Infrastructure deadline pushed back
A new presidential directive extends the time that agencies have to submit plans to protect infrastructure resources.
Homeland Security Presidential Directive-7
A new presidential directive extends the time that agencies have to submit plans to protect their infrastructure resources and requires an annual report on their coordination with their respective sectors.
Homeland Security Presidential Directive-7, the latest update to the critical infrastructure protection directive first issued by President Clinton in 1998, gives agencies until July 2004 to develop an infrastructure plan for the Office of Management and Budget. The plans must identify all of an agency's critical infrastructure, and develop plans for prioritization, protection, recovery, and reconstitution of systems or resources.
The original deadline for these plans was October 2003, although agencies are far behind when it comes to identifying their critical information systems, according to a security report card issued last week by Rep.
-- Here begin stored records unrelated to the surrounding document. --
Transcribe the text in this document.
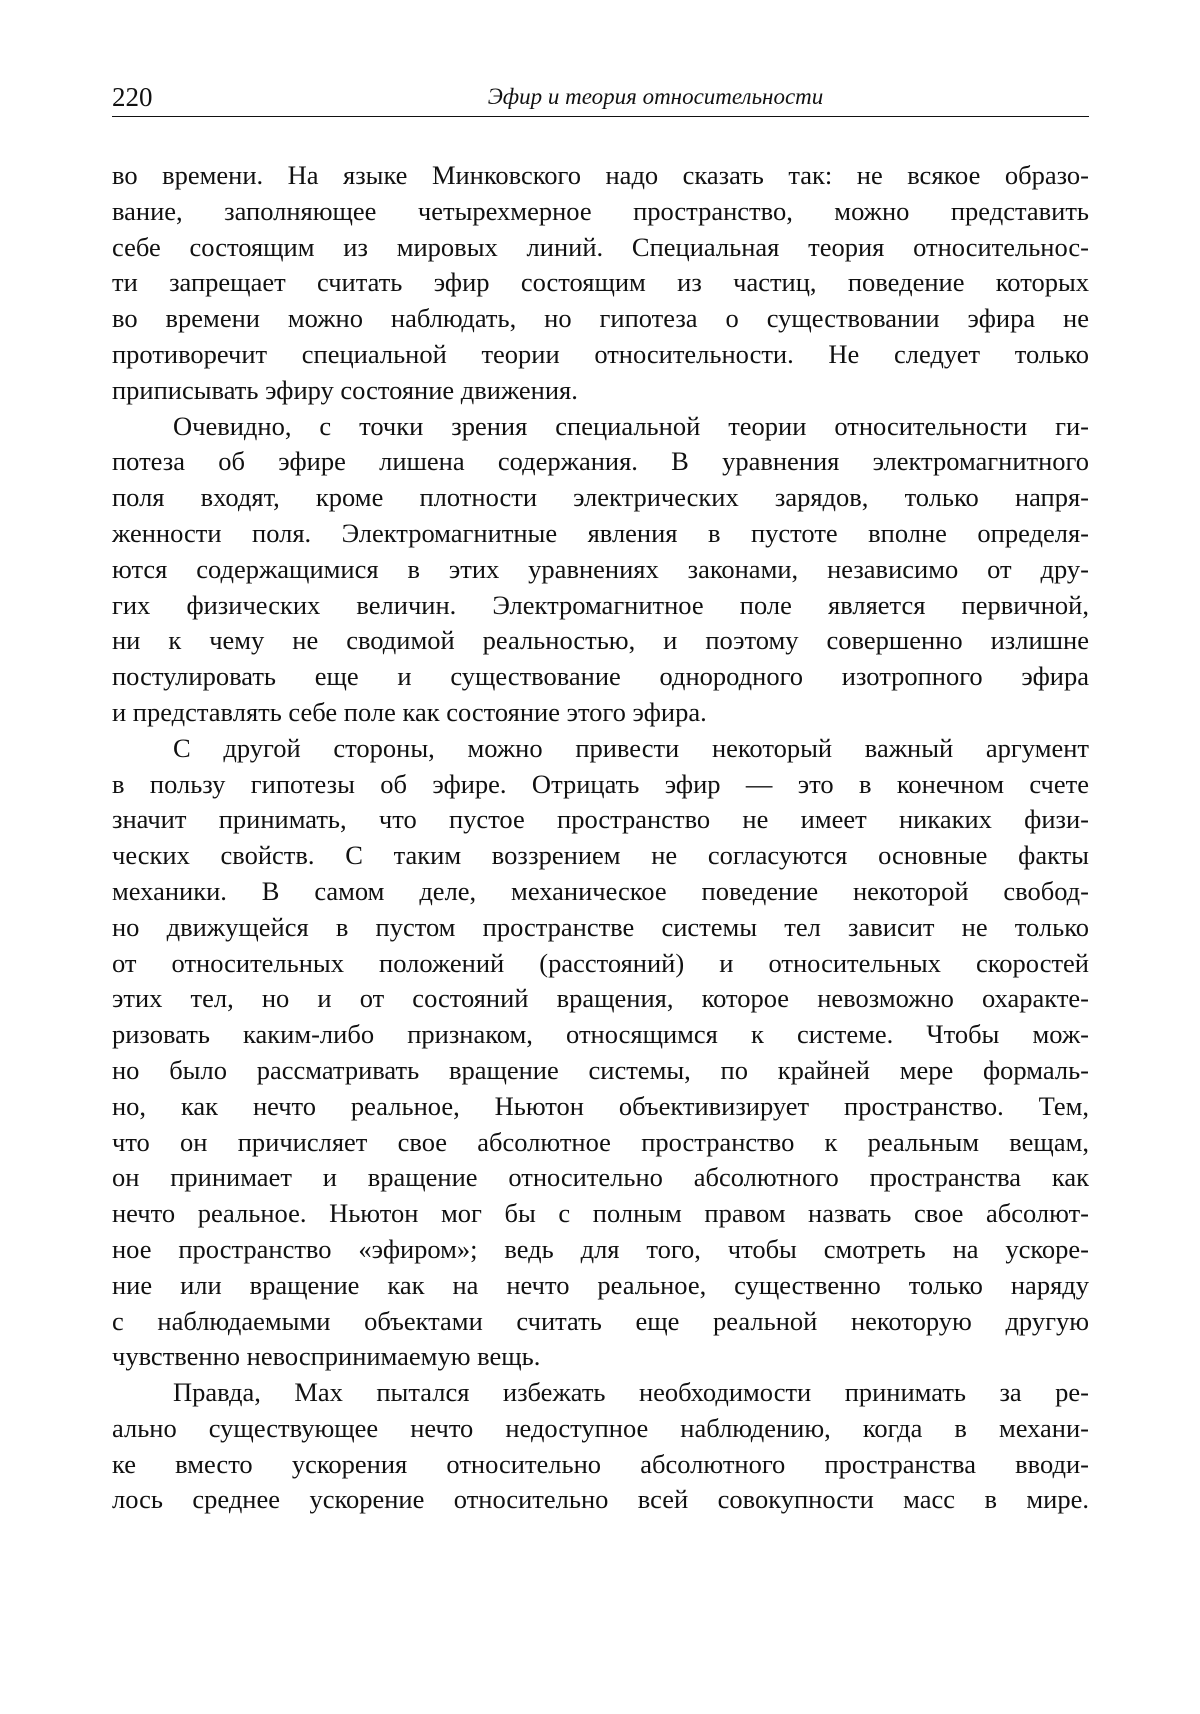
220	Эфир и теория относительности
во времени. На языке Минковского надо сказать так: не всякое образо-
вание, заполняющее четырехмерное пространство, можно представить
себе состоящим из мировых линий. Специальная теория относительнос-
ти запрещает считать эфир состоящим из частиц, поведение которых
во времени можно наблюдать, но гипотеза о существовании эфира не
противоречит специальной теории относительности. Не следует только
приписывать эфиру состояние движения.
Очевидно, с точки зрения специальной теории относительности ги-
потеза об эфире лишена содержания. В уравнения электромагнитного
поля входят, кроме плотности электрических зарядов, только напря-
женности поля. Электромагнитные явления в пустоте вполне определя-
ются содержащимися в этих уравнениях законами, независимо от дру-
гих физических величин. Электромагнитное поле является первичной,
ни к чему не сводимой реальностью, и поэтому совершенно излишне
постулировать еще и существование однородного изотропного эфира
и представлять себе поле как состояние этого эфира.
С другой стороны, можно привести некоторый важный аргумент
в пользу гипотезы об эфире. Отрицать эфир — это в конечном счете
значит принимать, что пустое пространство не имеет никаких физи-
ческих свойств. С таким воззрением не согласуются основные факты
механики. В самом деле, механическое поведение некоторой свобод-
но движущейся в пустом пространстве системы тел зависит не только
от относительных положений (расстояний) и относительных скоростей
этих тел, но и от состояний вращения, которое невозможно охаракте-
ризовать каким-либо признаком, относящимся к системе. Чтобы мож-
но было рассматривать вращение системы, по крайней мере формаль-
но, как нечто реальное, Ньютон объективизирует пространство. Тем,
что он причисляет свое абсолютное пространство к реальным вещам,
он принимает и вращение относительно абсолютного пространства как
нечто реальное. Ньютон мог бы с полным правом назвать свое абсолют-
ное пространство «эфиром»; ведь для того, чтобы смотреть на ускоре-
ние или вращение как на нечто реальное, существенно только наряду
с наблюдаемыми объектами считать еще реальной некоторую другую
чувственно невоспринимаемую вещь.
Правда, Мах пытался избежать необходимости принимать за ре-
ально существующее нечто недоступное наблюдению, когда в механи-
ке вместо ускорения относительно абсолютного пространства вводи-
лось среднее ускорение относительно всей совокупности масс в мире.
Adam Putnam (R-Fla.), chairman of the House Government Reform Committee's on Technology, Information Policy, Intergovernmental Relations and the Census Subcommittee. The Federal Information Security Management Act of 2002 also requires those inventories, but so far only five agencies have completed them, according to the subcommittee's analysis.
On top of those reports, the presidential directive restates sector liaison roles for various agencies, such as the Treasury Department working with the financial services industry and the Environmental Protection Agency being responsible for drinking water and water treatment systems.
Those agencies are required to report annually to the secretary of the Homeland Security Department on their efforts to work with the private sector to identify, prioritize and coordinate the protection of the critical infrastructure and resources not owned or operated by the federal government. More than 80 percent of the infrastructure in the United States is not under directly under the government's purview.
DHS officials held a summit at the beginning of December to kick off five public-private sector task forces that will look at specific areas of cyberprotection.
Members of Congress both praised and criticized the Bush administration for the directive.
"This directive is an admission by the administration that [DHS] is not getting the job done," Rep. Jim Turner (D-Texas), ranking member on the Select Committee on Homeland Security, said in a statement. "This directive gives the department another year to do a job we need completed today."
Others have recently expressed anxiety about the country's attention to critical infrastructure protection. The Gilmore Commission's fifth and final report to White House officials highlighted a slowdown in the momentum to secure the nation's critical resources as a major area of concern.
The directive also creates a Critical Infrastructure Protection Policy Coordinating Committee, which will advise the White House's Homeland Security Council on interagency cyber and physical policy. The committee will be chaired by a federal official designated by the assistant to the President for homeland security.